Rappelé parmi les principaux édifices de la ville par Francesco Sansovino dans son Venetia Città Nobilissima, au XVIe siècle, comme le Sanudo dans ses Diarii le mentionne, on donna de nombreuses et mémorables fêtes données par la Compagnia della Calza dite des Immortali et celle dite des Ortolani en l’honneur de princes, ambassadeurs, patriciens et nobles dames et une, somptueuse, donnée par Pietro Pesaro en 1522 “pour son élection comme procureur de San Marco”. Remarquables les œuvres d’art que la famille Pesaro y avait recueilli et que l’on pouvait admirer à l’intérieur : (…) “excellentes peintures tant anciennes que modernes, dont des peintures merveilleuses comme une Samaritaine de la main du Pordenone ; une Adultère de Giorgione” (…).
Les Pesaro de S. Bento s’étant éteint vers la fin du XVIIe siècle sans descendance mâle, l’édifice fut partagé en deux propriétés, une partie revint à Elena Pesaro, dernière héritière directe, le reste aux Pesaro de San Stae. De 1720 à 1825 environ, le palais est entièrement loué ; il abrita, entre autres, la Typographie Albrizzi, ainsi que des sociétés musicales comme l’Accademia degli Orfei à partir de 1786, et ensuite la Società Apolinnea qui s’est ensuite transférée au Théâtre La Fenice. Dans la seconde moitié du XIXe siècle, l’édifice fut fractionné en de nombreux appartements, ce qui entraina la création de nouvelles communications verticales et horizontales pour héberger environ 350 personnes dans d’humbles conditions. C’est donc dans un état de dégradation et de décadence qu’y entra pour la première en 1898 Mariano Fortuny Madrazo, attiré par cette beauté architectonique occupant une énorme pièce située dans les combles de l’édifice et qui devint son atelier. Au fil des ans, une fois rachetées les autres parties de l’immeuble, Fortuny commença avec patience et constance un travail de récupération de l’édifice : au fur et à mesure que les personnes s’en allaient, il libéra les appartements, réadapta les pièces, fit tomber les parois de division et les superstructures afin de reporter équilibre et proportion. Après une première utilisation consacrée à ses expérimentations artistiques et scéno-techniques, Fortuny fit du palais Pesaro-Orfei sa demeure. Installé dans un petit atelier en 1907, avec sa compagne et sa muse inspiratrice Henriette Nigrin qu’il épousera en 1924, après quelques années, deux étages entiers du palais sont occupés par l’extraordinaire atelier de création et d’impression de vêtements et de tissus en soie et en velours. Tandis que Mariano perfectionnait ses études et ses inventions, Henriette se consacrait entièrement à la direction de l’atelier en s’occupant de la partie la plus difficile, celle de la coloration.
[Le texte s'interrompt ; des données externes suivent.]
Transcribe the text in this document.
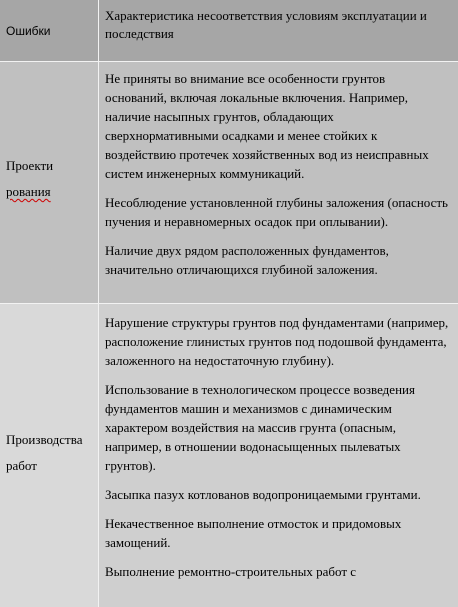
Ошибки
Характеристика несоответствия условиям эксплуатации и последствия

Не приняты во внимание все особенности грунтов оснований, включая локальные включения. Например, наличие насыпных грунтов, обладающих сверхнормативными осадками и менее стойких к воздействию протечек хозяйственных вод из неисправных систем инженерных коммуникаций.

Несоблюдение установленной глубины заложения (опасность пучения и неравномерных осадок при оплывании).

Наличие двух рядом расположенных фундаментов, значительно отличающихся глубиной заложения.

Нарушение структуры грунтов под фундаментами (например, расположение глинистых грунтов под подошвой фундамента, заложенного на недостаточную глубину).

Использование в технологическом процессе возведения фундаментов машин и механизмов с динамическим характером воздействия на массив грунта (опасным, например, в отношении водонасыщенных пылеватых грунтов).

Засыпка пазух котлованов водопроницаемыми грунтами.

Некачественное выполнение отмосток и придомовых замощений.

Выполнение ремонтно-строительных работ с

Проекти
рования
Производства
работ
Après la mort de Fortuny, en 1949, le palais fut donné en 1956 à la Ville de Venise pour être “utilisé perpétuellement comme centre de culture en rapport avec l’art”, comme l’indique clairement l’acte de notaire ; l’administration de la ville n’en eut pleine possession, en fait, qu’en 1965, à la date de la mort de la veuve Henriette. Le musée fut ouvert en 1975, malgré qu’il ait été dépouillé à plusieurs reprises dans le passé et de manière criminelle de son mobilier, le siège original du musée, qui est davantage une maison-musée qu’un véritable musée, a été caractérisée au fil des ans comme un centre d’activités d’expositions dédiées aux arts visuels, en conservant, cependant, intactes les caractéristiques de ce qui fut l’atelier préféré au premier étage noble de Mariano Fortuny. Tout comme est intacte sa précieuse bibliothèque richissime elle aussi de mobilier, d’objets et de précieux volumes d’art et de technique. De la collection de peintures aux précieux tissus qui revêtent entièrement les parois, aux célèbres lampes, tout ne fait que témoigner de la géniale inspiration de l’artiste entre l’expérimentation et l’innovation, tout ne fait que témoigner de sa présence sur la scène intellectuelle et artistique internationale entre le XIXe et le XXe siècle.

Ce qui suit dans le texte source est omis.